Osaka (Japan) (AFP) – South American champions Atletico Nacional questioned football’s new video referee after the first ever penalty awarded under the system helped dump them out of the Club World Cup — and even had suspicions of offside.
The Colombians felt aggrieved after Hungarian referee Viktor Kassai used the new technology for the first goal in their shock 3-0 defeat by Japan’s Kashima Antlers on Wednesday.
In a ground-breaking moment, Kassai stopped play, ran to the side of the pitch and watched a replay, before blowing for the penalty which was converted by Shoma Doi.
Nacional were fuming as the foul in question, Orlando Berrio’s trip on Daigo Nishi as he ran towards an airborne free kick, had gone virtually unnoticed by the players.
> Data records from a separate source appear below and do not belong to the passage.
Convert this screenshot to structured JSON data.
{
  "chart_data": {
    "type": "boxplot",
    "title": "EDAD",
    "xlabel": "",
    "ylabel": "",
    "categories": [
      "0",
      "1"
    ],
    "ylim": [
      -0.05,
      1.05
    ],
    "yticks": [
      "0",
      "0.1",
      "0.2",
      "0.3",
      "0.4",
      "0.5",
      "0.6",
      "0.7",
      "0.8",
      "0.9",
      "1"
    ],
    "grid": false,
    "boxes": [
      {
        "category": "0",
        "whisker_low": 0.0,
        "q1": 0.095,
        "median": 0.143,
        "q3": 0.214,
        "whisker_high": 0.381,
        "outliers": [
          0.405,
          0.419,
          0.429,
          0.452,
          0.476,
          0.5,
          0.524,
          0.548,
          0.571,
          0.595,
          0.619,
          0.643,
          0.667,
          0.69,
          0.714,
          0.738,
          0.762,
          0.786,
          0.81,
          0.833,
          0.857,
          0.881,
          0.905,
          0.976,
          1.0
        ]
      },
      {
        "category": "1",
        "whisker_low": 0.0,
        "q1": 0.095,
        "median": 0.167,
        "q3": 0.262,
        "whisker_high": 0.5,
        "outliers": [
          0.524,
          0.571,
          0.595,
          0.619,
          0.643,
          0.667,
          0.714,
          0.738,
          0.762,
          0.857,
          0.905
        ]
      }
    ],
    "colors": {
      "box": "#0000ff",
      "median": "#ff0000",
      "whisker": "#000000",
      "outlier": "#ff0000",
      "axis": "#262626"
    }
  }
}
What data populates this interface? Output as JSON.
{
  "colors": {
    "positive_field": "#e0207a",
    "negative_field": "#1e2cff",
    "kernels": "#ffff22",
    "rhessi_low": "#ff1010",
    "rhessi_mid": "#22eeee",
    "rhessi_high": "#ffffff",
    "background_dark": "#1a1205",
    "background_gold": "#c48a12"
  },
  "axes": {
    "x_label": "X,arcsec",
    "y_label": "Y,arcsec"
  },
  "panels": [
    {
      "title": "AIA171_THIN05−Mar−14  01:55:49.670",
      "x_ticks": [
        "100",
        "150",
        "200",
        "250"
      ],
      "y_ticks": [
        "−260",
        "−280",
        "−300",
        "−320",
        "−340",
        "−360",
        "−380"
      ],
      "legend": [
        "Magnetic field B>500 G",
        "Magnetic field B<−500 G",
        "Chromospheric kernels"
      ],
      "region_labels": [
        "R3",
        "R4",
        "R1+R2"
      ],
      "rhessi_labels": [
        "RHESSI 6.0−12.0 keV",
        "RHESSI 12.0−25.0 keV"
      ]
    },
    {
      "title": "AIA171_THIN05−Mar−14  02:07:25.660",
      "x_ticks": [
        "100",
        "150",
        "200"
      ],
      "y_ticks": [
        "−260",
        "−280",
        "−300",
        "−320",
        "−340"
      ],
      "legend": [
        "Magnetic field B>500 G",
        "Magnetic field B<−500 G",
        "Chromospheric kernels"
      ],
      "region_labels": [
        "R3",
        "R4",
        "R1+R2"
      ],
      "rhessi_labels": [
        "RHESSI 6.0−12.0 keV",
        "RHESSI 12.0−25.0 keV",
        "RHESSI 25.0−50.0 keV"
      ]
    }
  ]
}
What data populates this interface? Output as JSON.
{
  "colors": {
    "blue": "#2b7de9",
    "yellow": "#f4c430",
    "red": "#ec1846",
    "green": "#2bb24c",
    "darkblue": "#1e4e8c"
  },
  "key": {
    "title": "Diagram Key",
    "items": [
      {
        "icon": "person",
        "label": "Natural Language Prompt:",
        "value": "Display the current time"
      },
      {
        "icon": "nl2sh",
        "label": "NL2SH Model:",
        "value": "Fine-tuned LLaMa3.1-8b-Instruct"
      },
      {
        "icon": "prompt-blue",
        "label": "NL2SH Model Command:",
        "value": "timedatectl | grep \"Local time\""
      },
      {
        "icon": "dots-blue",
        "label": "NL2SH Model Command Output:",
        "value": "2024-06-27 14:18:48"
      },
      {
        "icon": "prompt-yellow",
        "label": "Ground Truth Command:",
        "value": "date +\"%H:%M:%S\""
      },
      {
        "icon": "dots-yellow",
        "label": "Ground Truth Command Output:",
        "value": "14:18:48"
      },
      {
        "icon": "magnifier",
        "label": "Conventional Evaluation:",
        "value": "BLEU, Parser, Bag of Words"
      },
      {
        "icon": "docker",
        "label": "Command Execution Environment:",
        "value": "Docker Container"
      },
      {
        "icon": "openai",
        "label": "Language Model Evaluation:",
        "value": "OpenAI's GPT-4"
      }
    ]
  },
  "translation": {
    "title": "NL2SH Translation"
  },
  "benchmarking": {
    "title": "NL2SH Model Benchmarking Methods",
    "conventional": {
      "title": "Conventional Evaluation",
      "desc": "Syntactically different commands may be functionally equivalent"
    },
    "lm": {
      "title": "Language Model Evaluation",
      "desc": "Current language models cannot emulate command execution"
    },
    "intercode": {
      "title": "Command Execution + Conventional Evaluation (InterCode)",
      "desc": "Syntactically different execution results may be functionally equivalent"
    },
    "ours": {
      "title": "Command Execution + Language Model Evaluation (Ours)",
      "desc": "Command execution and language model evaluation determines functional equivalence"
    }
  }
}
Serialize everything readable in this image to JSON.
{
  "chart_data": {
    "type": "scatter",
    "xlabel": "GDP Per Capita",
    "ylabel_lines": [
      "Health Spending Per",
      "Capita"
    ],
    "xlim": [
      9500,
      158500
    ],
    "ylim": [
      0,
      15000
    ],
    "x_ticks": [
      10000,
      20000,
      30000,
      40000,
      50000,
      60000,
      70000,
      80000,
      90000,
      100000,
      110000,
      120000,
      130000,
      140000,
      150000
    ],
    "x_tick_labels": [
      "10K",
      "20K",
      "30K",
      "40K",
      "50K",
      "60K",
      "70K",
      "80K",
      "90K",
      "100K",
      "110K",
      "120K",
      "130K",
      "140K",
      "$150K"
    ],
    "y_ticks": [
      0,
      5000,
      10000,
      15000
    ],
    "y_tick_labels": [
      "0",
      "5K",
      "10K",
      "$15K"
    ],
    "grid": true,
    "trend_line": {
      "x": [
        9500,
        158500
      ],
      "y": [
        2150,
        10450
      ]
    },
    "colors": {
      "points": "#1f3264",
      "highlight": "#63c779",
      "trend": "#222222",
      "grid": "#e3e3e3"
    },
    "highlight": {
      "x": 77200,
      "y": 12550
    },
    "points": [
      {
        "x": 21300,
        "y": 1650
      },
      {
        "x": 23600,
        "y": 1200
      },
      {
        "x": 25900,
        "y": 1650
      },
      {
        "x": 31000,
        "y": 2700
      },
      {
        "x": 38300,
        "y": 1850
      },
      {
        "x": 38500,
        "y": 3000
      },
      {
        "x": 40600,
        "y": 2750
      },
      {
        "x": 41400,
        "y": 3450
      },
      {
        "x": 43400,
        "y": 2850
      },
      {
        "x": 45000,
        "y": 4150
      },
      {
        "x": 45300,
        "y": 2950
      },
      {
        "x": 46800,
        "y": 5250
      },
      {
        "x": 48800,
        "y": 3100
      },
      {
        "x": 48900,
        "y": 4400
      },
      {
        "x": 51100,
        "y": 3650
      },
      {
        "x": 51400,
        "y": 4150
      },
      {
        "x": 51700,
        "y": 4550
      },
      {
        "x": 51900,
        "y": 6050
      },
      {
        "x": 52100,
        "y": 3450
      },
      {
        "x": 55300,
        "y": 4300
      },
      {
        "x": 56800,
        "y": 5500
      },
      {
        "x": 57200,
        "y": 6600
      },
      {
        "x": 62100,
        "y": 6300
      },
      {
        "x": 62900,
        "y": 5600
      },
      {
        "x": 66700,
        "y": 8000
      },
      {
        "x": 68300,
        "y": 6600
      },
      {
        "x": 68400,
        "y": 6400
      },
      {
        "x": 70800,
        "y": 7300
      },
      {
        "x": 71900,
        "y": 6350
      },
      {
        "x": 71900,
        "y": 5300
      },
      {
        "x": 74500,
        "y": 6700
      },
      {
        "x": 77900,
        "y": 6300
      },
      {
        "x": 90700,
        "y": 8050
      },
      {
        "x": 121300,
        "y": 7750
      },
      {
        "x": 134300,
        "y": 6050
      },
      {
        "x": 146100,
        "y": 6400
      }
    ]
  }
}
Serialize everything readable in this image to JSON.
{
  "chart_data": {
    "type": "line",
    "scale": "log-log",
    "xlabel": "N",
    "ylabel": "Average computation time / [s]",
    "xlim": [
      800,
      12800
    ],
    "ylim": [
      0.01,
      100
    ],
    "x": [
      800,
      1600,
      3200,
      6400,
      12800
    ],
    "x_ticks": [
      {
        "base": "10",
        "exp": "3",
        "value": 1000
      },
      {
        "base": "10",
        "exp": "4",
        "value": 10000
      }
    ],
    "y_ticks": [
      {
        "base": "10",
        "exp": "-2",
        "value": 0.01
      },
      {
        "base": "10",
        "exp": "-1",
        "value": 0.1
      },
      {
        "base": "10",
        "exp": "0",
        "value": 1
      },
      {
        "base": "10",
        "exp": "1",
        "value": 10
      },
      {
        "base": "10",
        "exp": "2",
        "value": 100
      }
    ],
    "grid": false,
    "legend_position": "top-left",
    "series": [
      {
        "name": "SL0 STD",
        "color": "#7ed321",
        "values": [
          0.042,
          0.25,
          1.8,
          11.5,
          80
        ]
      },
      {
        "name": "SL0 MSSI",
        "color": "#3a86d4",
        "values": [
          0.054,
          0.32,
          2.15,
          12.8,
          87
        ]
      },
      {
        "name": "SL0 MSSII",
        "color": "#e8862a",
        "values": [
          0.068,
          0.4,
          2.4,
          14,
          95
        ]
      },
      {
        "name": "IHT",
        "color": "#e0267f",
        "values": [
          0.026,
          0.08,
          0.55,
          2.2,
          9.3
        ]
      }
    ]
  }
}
The Colombian players continued to remonstrate with the referee as they trudged off, and their frustration will have been compounded as replays suggested Nishi may have been offside in the build-up.
“That decision was crucial because we were in control and it unbalanced us emotionally,” complained Nacional defender Farid Diaz. “It totally changed the game.”
The video system is being trialled in FIFA competitions for the first time at this year’s Club World Cup, although goal-line technology is already widely used.
In a move to modernise the game, assistant referees monitor television screens and relay information on so-called “match-changing decisions” to the match officials during the game.
Nacional’s players reacted furiously after Kassai used the video replay in Osaka following protests from the Kashima bench, rather than players on the field.
– ‘Complicated issue’ –
“I don’t understand it because Kashima’s players didn’t argue and carried on playing,” growled Nacional captain Alexis Henriquez.
“That’s what surprised me the most. The decision killed us, it was a huge blow. It took the referee two minutes to come to that conclusion.”
Kassai actually took less than 30 seconds to make the decision after being alerted by his video assistant watching on a small screen by the side of the pitch.
Doi smashed home the historic penalty before further goals from substitute Yuma Suzuki completed Nacional’s misery late on.
“I don’t know if this system will work,” shrugged Henriquez. “It’s going to be a complicated issue in the future. (The technology) takes away the essence of football.”
Kashima, who finished third in the overall J-League standings this year, advanced to Sunday’s final against either Spanish giants Real Madrid or Mexico’s Club America.
Nacional, who were aiming for a dream end to their centenary season, even had their own claims for a penalty review waved away by Kassai.
“It’s annoying,” said midfielder Mateus Uribe. “One minute we are totally dominating the match and that decision turns the game 180 degrees.”
Nacional were the would-be opponents of Chapocoense before the Brazilian team were all but wiped out in a plane crash last month en route to the Copa Sudamericana final.
After their long trip to Japan, the Colombians now have only a third-place playoff to look forward to.
“This technology will cause controversy because at every corner there is always pushing, grabbing or blocking,” said Diaz.
“It will provoke a lot of debate for a long time to come for sure.”